EN BUSCA DE LA FILÓLOGA

 Pasaba los días de la cama al escritorio y del escritorio a la cama. Cada vez que se sentaba en aquella silla antigua, tapizada de rojo que crujía como el alarido de un álamo en una madrugada de lluvia,  se encendía un cigarrillo y veía por encima de la pantalla de su ordenar (mientras la intermitente barra del cursor se encendía y apagaba) los nombres de los autores y los títulos de esos libros que coleccionaba: En el camino-Keruac, Pregúntale al Polvo-John Fante, Derrama Whisky sobre tu amigo muerto-Raúl Núñez, Fragmentos de un cuaderno manchado de vino, El capitán salió a comer y los marineros atracaron el barco, Mujeres, Escritos de un viejo indecente, La senda del perdedor, Factotum, Pulp, Cartero, Erecciones, eyaculaciones, exhibiciones, La máquina de follar, Lo que más me gusta es rascarme los sobacos, Se busca una mujer; todos estos últimos de Bukowski.
Intentaba comprender hasta qué punto vivieron todo lo que escribían.
Él no tenía una cultura literaria demasiado extensa, ni consideraba que supiese de literatura, pero sí se planteaba constantemente qué era necesario para ser un escritor. Apilaba el legado de esos autores “malditos” con la esperanza de que algún día, junto a esos féretros de papel y cartoné, pudiese colocar su propio libro. 
Había perdido el contacto con su poeta favorita y amor platónico Sua, una joven escritora de Alabama, pero confiaba que alguna vez llegase una notificación de la oficina de correos para recoger algún paquete inesperado y que en él  hubiese un ejemplar de la escritora para añadirlo a su estante.
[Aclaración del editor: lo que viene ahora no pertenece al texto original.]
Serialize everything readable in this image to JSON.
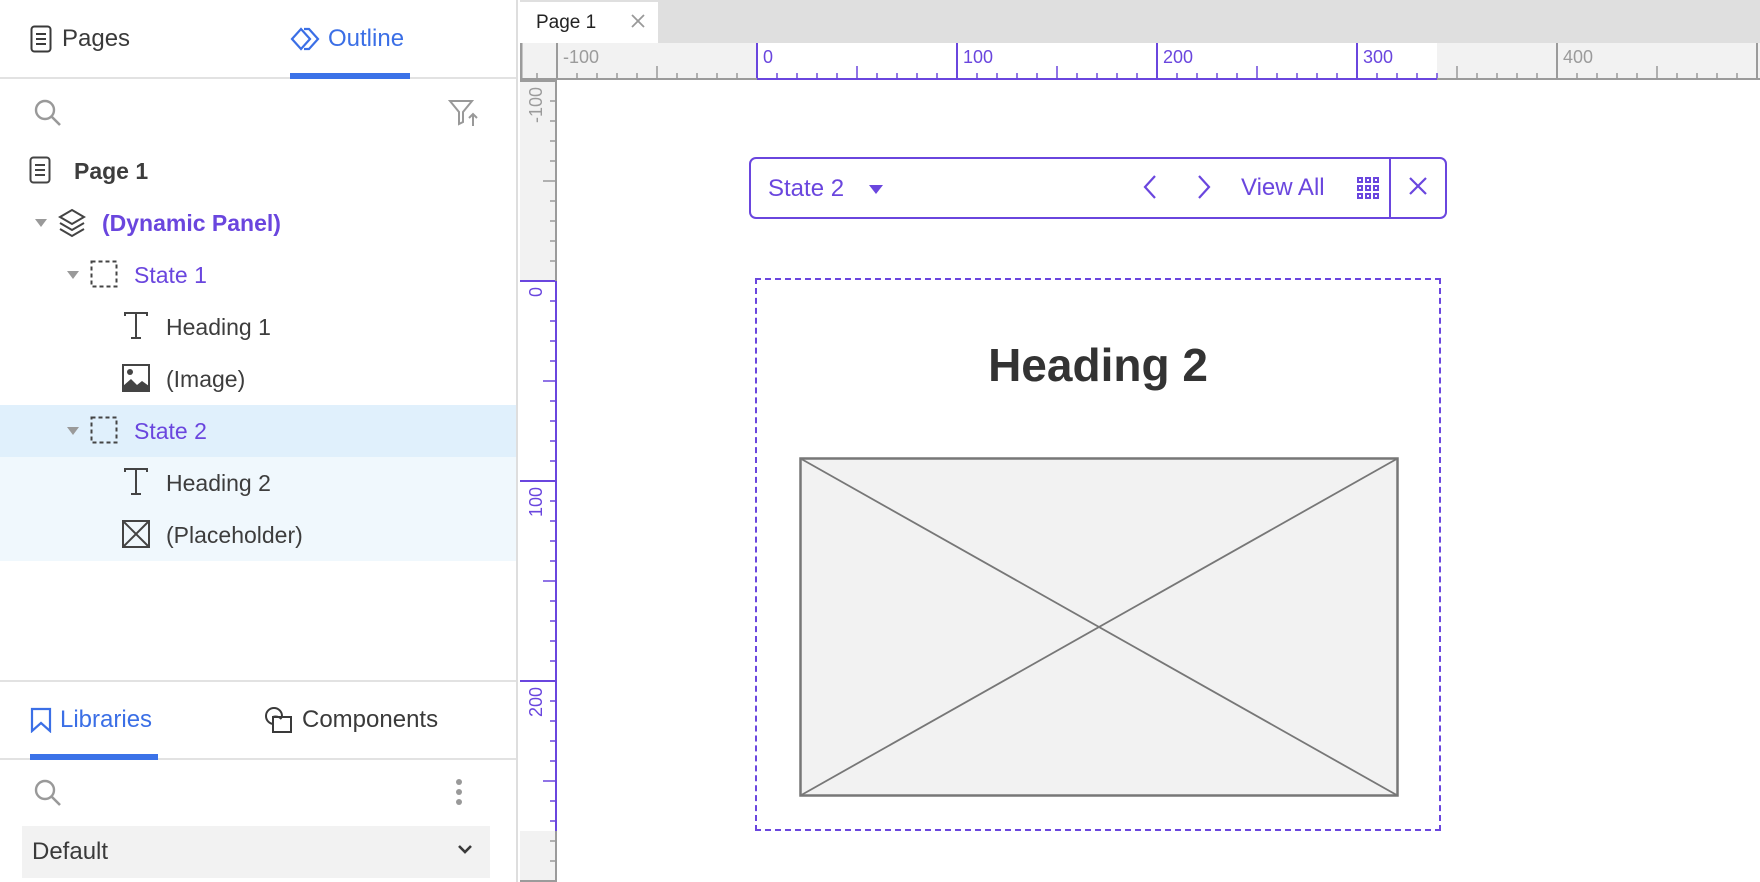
{
  "sidebar": {
    "tabs": [
      {
        "label": "Pages",
        "icon": "page-icon",
        "active": false
      },
      {
        "label": "Outline",
        "icon": "outline-icon",
        "active": true
      }
    ],
    "tree": [
      {
        "label": "Page 1",
        "icon": "page-icon",
        "level": 0,
        "bold": true,
        "purple": false
      },
      {
        "label": "(Dynamic Panel)",
        "icon": "layers-icon",
        "level": 1,
        "bold": true,
        "purple": true,
        "expanded": true
      },
      {
        "label": "State 1",
        "icon": "state-icon",
        "level": 2,
        "purple": true,
        "expanded": true
      },
      {
        "label": "Heading 1",
        "icon": "text-icon",
        "level": 3
      },
      {
        "label": "(Image)",
        "icon": "image-icon",
        "level": 3
      },
      {
        "label": "State 2",
        "icon": "state-icon",
        "level": 2,
        "purple": true,
        "expanded": true,
        "selected": true
      },
      {
        "label": "Heading 2",
        "icon": "text-icon",
        "level": 3
      },
      {
        "label": "(Placeholder)",
        "icon": "placeholder-icon",
        "level": 3
      }
    ],
    "bottom_tabs": [
      {
        "label": "Libraries",
        "icon": "bookmark-icon",
        "active": true
      },
      {
        "label": "Components",
        "icon": "components-icon",
        "active": false
      }
    ],
    "library_select": {
      "value": "Default"
    }
  },
  "document_tabs": [
    {
      "label": "Page 1"
    }
  ],
  "rulers": {
    "horizontal_labels": [
      "-100",
      "0",
      "100",
      "200",
      "300",
      "400"
    ],
    "vertical_labels": [
      "-100",
      "0",
      "100",
      "200"
    ]
  },
  "state_toolbar": {
    "state_name": "State 2",
    "view_all_label": "View All"
  },
  "canvas": {
    "heading_text": "Heading 2"
  },
  "colors": {
    "accent_blue": "#3b72e8",
    "panel_purple": "#6a46de",
    "selected_row": "#e0f0fc"
  }
}
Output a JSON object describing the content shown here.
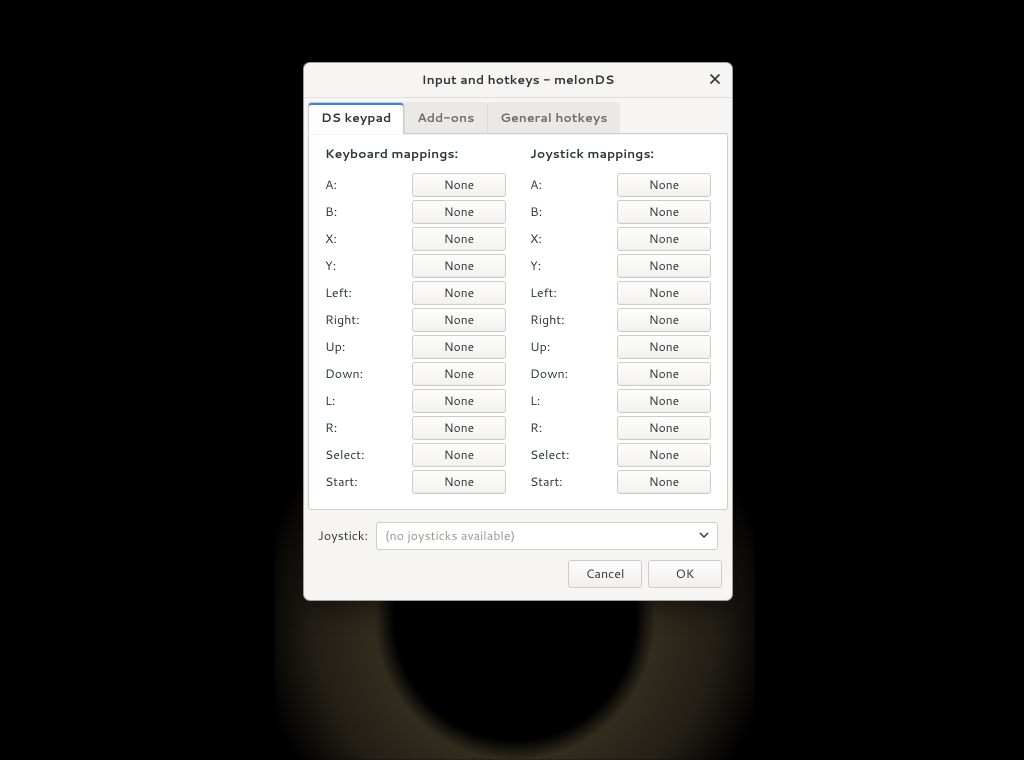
{
  "dialog": {
    "title": "Input and hotkeys - melonDS"
  },
  "tabs": {
    "ds_keypad": "DS keypad",
    "addons": "Add-ons",
    "general_hotkeys": "General hotkeys",
    "active": "ds_keypad"
  },
  "headings": {
    "keyboard": "Keyboard mappings:",
    "joystick": "Joystick mappings:"
  },
  "keys": [
    "A",
    "B",
    "X",
    "Y",
    "Left",
    "Right",
    "Up",
    "Down",
    "L",
    "R",
    "Select",
    "Start"
  ],
  "mappings": {
    "keyboard": {
      "A": "None",
      "B": "None",
      "X": "None",
      "Y": "None",
      "Left": "None",
      "Right": "None",
      "Up": "None",
      "Down": "None",
      "L": "None",
      "R": "None",
      "Select": "None",
      "Start": "None"
    },
    "joystick": {
      "A": "None",
      "B": "None",
      "X": "None",
      "Y": "None",
      "Left": "None",
      "Right": "None",
      "Up": "None",
      "Down": "None",
      "L": "None",
      "R": "None",
      "Select": "None",
      "Start": "None"
    }
  },
  "joystick_selector": {
    "label": "Joystick:",
    "value": "(no joysticks available)"
  },
  "buttons": {
    "cancel": "Cancel",
    "ok": "OK"
  }
}
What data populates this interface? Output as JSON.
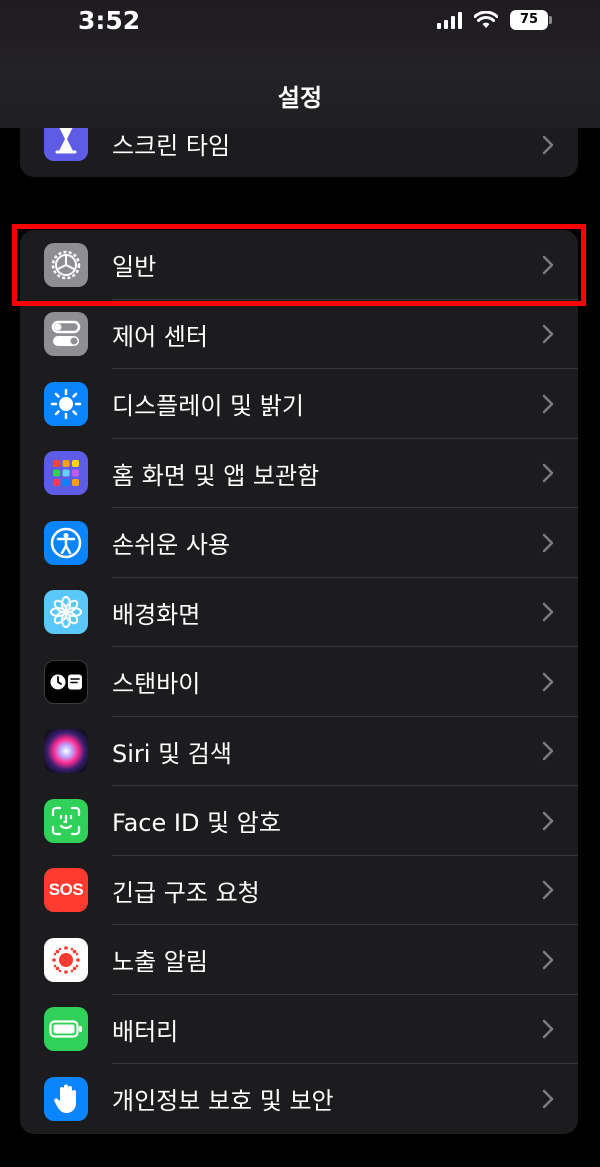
{
  "status_bar": {
    "time": "3:52",
    "battery": "75"
  },
  "header": {
    "title": "설정"
  },
  "top_group": [
    {
      "label": "스크린 타임",
      "icon": "hourglass-icon",
      "color": "#5e5ce6"
    }
  ],
  "main_group": [
    {
      "label": "일반",
      "icon": "gear-icon",
      "color": "#8e8e93"
    },
    {
      "label": "제어 센터",
      "icon": "toggle-switches-icon",
      "color": "#8e8e93"
    },
    {
      "label": "디스플레이 및 밝기",
      "icon": "sun-icon",
      "color": "#0a84ff"
    },
    {
      "label": "홈 화면 및 앱 보관함",
      "icon": "app-grid-icon",
      "color": "#5e5ce6"
    },
    {
      "label": "손쉬운 사용",
      "icon": "accessibility-icon",
      "color": "#0a84ff"
    },
    {
      "label": "배경화면",
      "icon": "flower-icon",
      "color": "#5ac8fa"
    },
    {
      "label": "스탠바이",
      "icon": "standby-icon",
      "color": "#000000"
    },
    {
      "label": "Siri 및 검색",
      "icon": "siri-icon",
      "color": "#1a1a2e"
    },
    {
      "label": "Face ID 및 암호",
      "icon": "face-id-icon",
      "color": "#30d158"
    },
    {
      "label": "긴급 구조 요청",
      "icon": "sos-icon",
      "color": "#ff3b30",
      "icon_text": "SOS"
    },
    {
      "label": "노출 알림",
      "icon": "exposure-notification-icon",
      "color": "#ffffff"
    },
    {
      "label": "배터리",
      "icon": "battery-icon",
      "color": "#30d158"
    },
    {
      "label": "개인정보 보호 및 보안",
      "icon": "hand-icon",
      "color": "#0a84ff"
    }
  ],
  "highlight_color": "#ff0000"
}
Mientras tanto la hoja seguía en blanco, el cigarro se iba consumiendo y la barra vertical continuaba palpitando. De vez en cuando, en un alarde de gallardía escribía escuetos “versos”

Marchito de pena
como la muerte al suspirar
suplicando vida y clemencia.
Mi piel y mis huesos
son escarcha,
despojos
de la tormenta helada
que no amaina desde que marchaste.

pero siempre terminaba borrándolos.
La espesa nube de humo de la habitación lo abrigaba. Siempre escribía con la puerta y las ventanas cerradas, le encantaba esa antiquísima ventana carcomida que rechinaba con el azote de la más leve brisa; quedaba a su izquierda y le permitía ver un pequeño trozo de mar tras los cristales.

Las golondrinas
enmudecen y sus vuelos son ahora
imperfectos,
la mitad de ellas ya han muerto
pues como yo
no tienen cerca a su alma gemela.
Se manifiestan
contra el tiempo y la distancia,
que hace de este amor
el reflejo de la lírica de Cioran.

Las colillas del cenicero improvisado parecían un batallón de soldados decapitados.
Había suplantado la comida por los cigarrillos para engañar al estómago.

En mis adentros
un esqueleto
ha dado un golpe de estado,
se ha posicionado
como estandarte de un futuro cercano.
El cáncer es un vestigio
que asoma con sus garras de marfil
sobre el punto más álgido de mi cuerpo.

Estaba enamorado de una filóloga que se encargaba de corregirles las innumerables faltas de ortografía y que según parecía apreciaba sus poemas más que él mismo. Ella junto a Lars, un gran novelista, conseguían poco a poco que Nash creyese un poco en sí mismo.

Lars era un hombre introvertido, con voz rotunda y solemne capaz de tranquilizar a una jauría de lobos en luna llena. Lo conoció al igual que a Sua trabajando juntos en un proyecto literario.
Lars consiguió su propósito después de cursar una beca para jóvenes talentos y estaba a punto de terminar su primer manuscrito. Pronto publicaría y Nash espera impaciente su visita a Tennessee.

Amarte es caer en la tentación
de seguir vivo,
de sufrir para levantarse,
de retar al infinito
par combatir la mortalidad.

Sonaba Shine on You Crazy Diamond  y entre  lágrimas Nash intentaba terminar un verso decente pero no había forma…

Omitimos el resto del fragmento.